The Continuation of the General Blaskic Trial

Tribunal Update 60: Last Week in The Hague (January 19-25, 1998)

The Continuation of the General Blaskic Trial

Tribunal Update 60: Last Week in The Hague (January 19-25, 1998)

Sunday, 25 January, 1998

This was in spite of the fact that most of the trial last week took place in the afternoon shift, while the Slavko Dokmanovic trial took place in the same courtroom in the mornings.

The shelling of Zenica, the big town in Central Bosnia under the control of the Army of Bosnian and Herzegovina, received most attention. According to the indictment, the attack was carried out by HVO forces under the command and control of Blaskic on April 19, 1993.

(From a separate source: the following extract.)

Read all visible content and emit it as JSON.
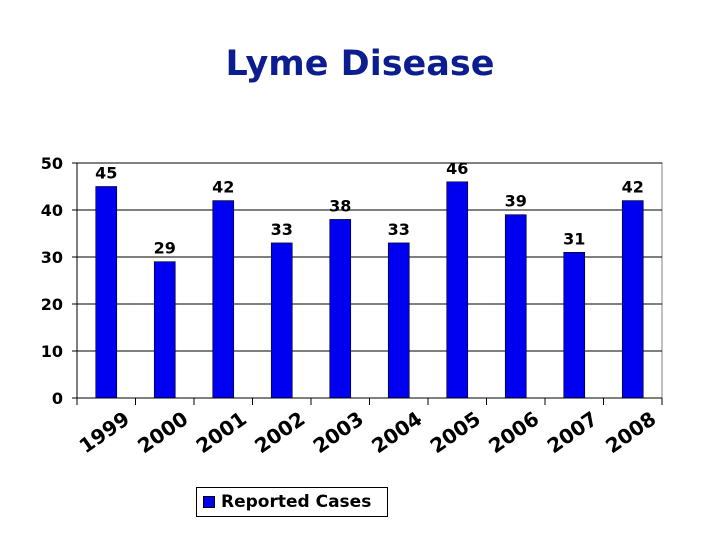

In the indictment it was qualified as an 'unlawful attack on civilians and civilian objects' and 'willful killing and causing serious injury'. The shells were fired at noon, on the centre of the city in which there were no military objects, and, according to the indictment, 15 people were killed, while 18 civilians suffered serious injury and another 38 light injuries. The director of the hospital in Zenica testified on this count, reading out to the court a list of people with heavy injuries and giving medical descriptions of the wounds they suffered.

A freelance photographer, who arrived at the site of the explosion one hour after the shelling and photographed the victims also appeared, as did two investigators who took part in the civilian and military investigation at the site of the crime. Meanwhile, one protected witness testified in a closed session.

A number of photographs and two video recordings showing the horrific consequences of the attack were also presented, following a warning to the court that the images they would see could be shocking.

The statement of witness 'W', a Bosnian Army artillery man and ballistic expert who had taken part in the investigation, provided the greatest and most relevant detail. Using photographs of the crater and artillery diagrams, 'W' showed how they had established the caliber of the shells and the position from which they were fired.

According to him, the shells were of 122mm caliber, and were fired from the hill of Pahulja, some 16 kilometers away from Zenica, where the artillery positions of the Croatian Defence Council (HVO) were located at the time. That artillery, he said, could only have been under the command of Blaskic, the highest officer of the HVO in that operative zone.

After the defence attempt to persuade the witness that the shells could have come from the Serbian positions on Mount Vlasic, Presiding Judge Claude Jorda asked 'W': 'is it possible and is it probable?' The witness explained that the Serbs could reach the town with 130 mm howitzers (which they did do occasionally), but could not reach it with the 122 mm caliber shells which caused the slaughter in the town centre that day.

Witness Mladen Veseljak, the civilian judge at the regional military court in Zenica, read out the death certificates of the 15 people who were killed, giving the time, but not the cause, of their deaths. In response to the defence objection that the death of those people may have been caused by something other than shell explosions, Veseljak pointed out: 'We didn't have Hong Kong flu that day. I even knew some of those people personally. The hospital authorities issued certificates to the families and the pathologist described each corpse. There is no doubt in my mind these people were killed by shelling.'

The prosecution also covered the ethnic cleansing of Busovaca, one of a number of towns in the valley of the river Lasva from which the HVO forces expelled all Muslims in April 1993, killing many of them in the process, destroying their houses and plundering their property.

The testimony last week of Munib Kajmovic remains disputed, however, and the judges have yet to decide whether they will accept it as material evidence. Cunningly, the prosecution introduced Kajmovic as a last minute 'expert-witness' even though he had been previously described to the defence as a 'factual witness'.

Kajmovic was the president of the Muslim Party, SDA, in Vitez during the war, so the defence researched him as such and prepared themselves for the cross-examination. But the prosecution decided to present him as an 'expert-witness', basing this on the fact that he had recently completed an academic study on the demographic changes in the municipality of Vitez 1991-1995, as his MA thesis at Sarajevo University.

Kajmovic presented statistical data, illustrated with tables and graphs, pertaining to the forceful resettlement of the population, i.e. ethnic cleansing of all towns, settlements and villages of the Vitez municipality. He claimed that the Serbs, who were few in that part of Bosnia, left 'voluntarily' before the outbreak of the conflict; the Muslims were expelled with 'swords and fire' in the HVO offensive from April 16 to 20; while the Croats left the places where they comprised the minority population 'before that offensive' not under pressure from the Bosnian Army, but more under pressure from the HVO who were creating an ethnically clean Croat area.

During his cross-examination, Anto Nobilo for the defence managed to provoke Kajmovic into giving several politically-coloured answers. Presiding Judge Jorda eventually concluded that the Trial Chamber had heard 'not only an academic, but also a political testimony, in which statistics were used to support certain political arguments'.

Jorda announced that the judges will assess the value, reliability and credibility of Kajmovic's testimony and decide whether to accept it as material evidence.